La sociedad global está imbuida en un fenómeno inédito y difícil de desentrañar. Estamos asistiendo aceleradamente a la conformación de un escenario masificado donde reina el clima del desengaño, de la desconfianza, de la sospecha, de la indignación e incluso de la revuelta por motivos que escapan a cualquier racionalidad.
Algunos expertos han bautizado esta era como la sociedad del disenso, es decir, la sociedad de los electrones libres, de la disrupción. La sociedad impredecible, vulnerable y epidérmica, sin vínculos duraderos, que tiende a centrifugarlo todo, a devorar sus formas constituidas. Pierre Rosanvallon se refiere a esta inestabilidad generalizada como el lugar donde se escenifican incansables rituales espectaculares, liturgias mediáticas que buscan garantizar la “alquimia” de la legitimidad, desde donde el poder y las instituciones puedan mantenerse socialmente vivas, al menos, por un día más.
Un tiempo paradójico, sin duda. Valores como el desengaño, la sospecha, la indignación -no podemos obviar este dato- pertenecen a la sana y valiosa tradición de la ética moderna, que le otorga una primacía a la elección del individuo, a su determinación por decidir allí donde hay indiscernibles. Sin embargo, hoy carecemos como nunca antes de referentes, de garantías y modelos que nos permitan hacer el ejercicio básico de distinguir dónde está el original y cuál podemos considerar su copia o simulacro; qué distingue a lo humano de la máquina o el robot (boot); cuál efectivamente es la verdad y cuál la mentira; cómo podemos distinguir la realidad de la ficción. Reina la licuefacción, la sensación del todo cabe, del “todo es posible”, lo que hace fértil la confusión, la angustia por determinar dónde debemos pararnos, qué trinchera defender, cómo protegernos ante el torrencial río de signos a los que constantemente estamos expuestos en nuestra vida cotidiana.
En la orgía de la información digital sin fronteras y sin lugar, en la multiplicación de los eventos, en las lecturas y relecturas de lo que ocurre, en las versiones y contra versiones que recibimos y damos de los hechos, nos queda la sensación, al final del día, de que mientras más activos nos volvemos, más vulnerables somos; mientras más empoderados nos sentimos, más equivocados estamos.

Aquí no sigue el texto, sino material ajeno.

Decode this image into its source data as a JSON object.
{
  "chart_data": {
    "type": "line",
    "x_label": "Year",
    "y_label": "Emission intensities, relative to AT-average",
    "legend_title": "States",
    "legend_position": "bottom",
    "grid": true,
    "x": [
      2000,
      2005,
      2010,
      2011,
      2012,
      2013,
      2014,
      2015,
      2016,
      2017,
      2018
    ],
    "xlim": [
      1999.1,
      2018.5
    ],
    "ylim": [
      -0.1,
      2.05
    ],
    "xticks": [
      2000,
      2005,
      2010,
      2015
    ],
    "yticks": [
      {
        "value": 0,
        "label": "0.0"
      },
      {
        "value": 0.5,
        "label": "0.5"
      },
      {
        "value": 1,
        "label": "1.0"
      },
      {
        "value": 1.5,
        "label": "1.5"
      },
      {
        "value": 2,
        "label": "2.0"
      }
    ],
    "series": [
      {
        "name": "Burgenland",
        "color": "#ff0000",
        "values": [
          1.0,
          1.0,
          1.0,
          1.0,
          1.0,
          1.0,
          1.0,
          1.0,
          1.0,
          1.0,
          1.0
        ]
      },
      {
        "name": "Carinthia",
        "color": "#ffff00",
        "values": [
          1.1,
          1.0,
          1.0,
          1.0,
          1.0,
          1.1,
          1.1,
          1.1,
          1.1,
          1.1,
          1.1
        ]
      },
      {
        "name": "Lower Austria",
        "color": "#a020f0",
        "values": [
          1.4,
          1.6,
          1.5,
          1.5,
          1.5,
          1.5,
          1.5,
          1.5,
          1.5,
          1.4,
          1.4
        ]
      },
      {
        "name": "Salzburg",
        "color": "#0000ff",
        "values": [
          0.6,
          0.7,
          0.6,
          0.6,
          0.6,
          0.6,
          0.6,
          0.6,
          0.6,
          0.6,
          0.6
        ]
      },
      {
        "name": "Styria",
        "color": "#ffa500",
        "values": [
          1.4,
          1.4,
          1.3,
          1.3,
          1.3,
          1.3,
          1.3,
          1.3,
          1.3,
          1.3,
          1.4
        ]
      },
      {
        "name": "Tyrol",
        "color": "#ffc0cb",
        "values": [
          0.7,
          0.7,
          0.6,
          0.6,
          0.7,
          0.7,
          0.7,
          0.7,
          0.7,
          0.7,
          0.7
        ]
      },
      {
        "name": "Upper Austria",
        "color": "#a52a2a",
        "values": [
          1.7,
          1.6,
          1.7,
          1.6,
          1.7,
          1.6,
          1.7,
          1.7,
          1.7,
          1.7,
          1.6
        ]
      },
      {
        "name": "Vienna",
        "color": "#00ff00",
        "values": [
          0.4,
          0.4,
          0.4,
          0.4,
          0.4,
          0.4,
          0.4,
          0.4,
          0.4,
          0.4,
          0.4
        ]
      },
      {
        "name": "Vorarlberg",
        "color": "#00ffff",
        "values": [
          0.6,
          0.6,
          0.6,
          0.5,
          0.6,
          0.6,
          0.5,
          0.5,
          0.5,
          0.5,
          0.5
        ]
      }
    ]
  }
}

Es un tiempo para reaprender sin brújulas, sin destinos manifiestos, sin relatos claros. Nos movemos en la incertidumbre con conceptos zombis, como le llama Ulrich Beck, lo que hace todo más arduo, más precario y más efímero en el juego necesario de discernir lo justo.

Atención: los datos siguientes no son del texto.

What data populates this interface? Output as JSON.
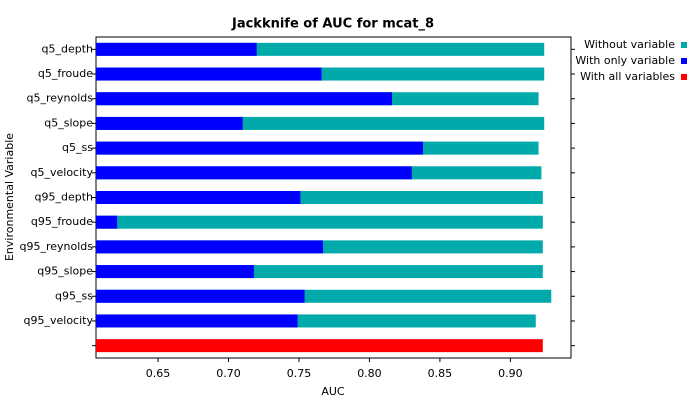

El filósofo alemán Boris Groys advirtió hace algunos años que los sentimientos que iban a dominar la economía cultural o simbólica de esta época eran el anhelo, la pasión y la nostalgia. Y eso es lo que vemos manifestarse en cada viralización de una información o en los “shitstorms” o revueltas sociales guiadas por la indignación: una mezcla de esperanza, de rechazo a las circunstancias, una viva nostalgia de un pasado que desapareció o que sencillamente nunca existió. Sin referentes ni garantías, estamos condenados a repetir lo ya vivido, a quedar presos de las emociones y de la frustración. Los conceptos zombis están vivos pero muertos, no debemos olvidar esta paradoja.

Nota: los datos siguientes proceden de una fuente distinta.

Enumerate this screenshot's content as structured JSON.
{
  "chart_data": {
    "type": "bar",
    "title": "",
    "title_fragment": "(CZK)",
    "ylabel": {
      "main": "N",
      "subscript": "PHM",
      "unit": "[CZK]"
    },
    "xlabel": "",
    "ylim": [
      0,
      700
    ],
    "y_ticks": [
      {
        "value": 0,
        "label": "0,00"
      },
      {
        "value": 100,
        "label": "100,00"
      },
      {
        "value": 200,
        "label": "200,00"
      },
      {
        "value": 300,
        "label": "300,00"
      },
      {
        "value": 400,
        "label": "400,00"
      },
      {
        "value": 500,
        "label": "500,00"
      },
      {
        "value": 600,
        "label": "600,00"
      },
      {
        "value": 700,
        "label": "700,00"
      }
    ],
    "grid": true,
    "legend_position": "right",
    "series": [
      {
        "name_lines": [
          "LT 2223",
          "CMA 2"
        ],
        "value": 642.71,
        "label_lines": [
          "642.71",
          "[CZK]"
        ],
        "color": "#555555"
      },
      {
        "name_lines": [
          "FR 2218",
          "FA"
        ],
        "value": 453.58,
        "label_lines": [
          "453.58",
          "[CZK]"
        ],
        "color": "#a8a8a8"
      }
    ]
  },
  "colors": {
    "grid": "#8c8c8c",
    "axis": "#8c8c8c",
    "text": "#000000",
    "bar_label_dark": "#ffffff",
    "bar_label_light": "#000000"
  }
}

Lo que parece sacarse en claro de la sociedad del fake en la que vivimos (si la verdad no tiene valor, entonces todo es mentira), es que no parece ser el estoicismo el mejor modo de vacunarse contra ella (no se puede actuar como si un paraguas bastara para sortear estos ciclones). Tampoco se puede ser epicúreo (el que quiere borrarse de estas tormentas de la información tratando de entender lo inentendible y termina, por esto, deprimido, seco de respuestas). Pareciera que al militante tampoco le va mejor, extraviado y sin modelos en sus apuestas, siempre termina devorado por sus pasiones (amor, odio, ignorancia) contra el Otro.
Pareciera, más bien, que un tipo de cinismo, una toma de distancia con la realidad, un “no soy eso” que todos sienten, puede salvarnos y a partir de allí empezar a construir los diques, los nuevos volúmenes que puedan funcionar más allá del presente de la sociedad líquida digital.
Un cinismo que persiga des-vitalizar, des-naturalizar la realidad, el entorno y la burbuja algorítmica donde nos movemos. Comportarnos como si fuéramos observadores “muertos”, sin pasiones. Quizá allí conseguiríamos el antídoto o la nueva oportunidad para pensar el presente sin tanto inmediatismo.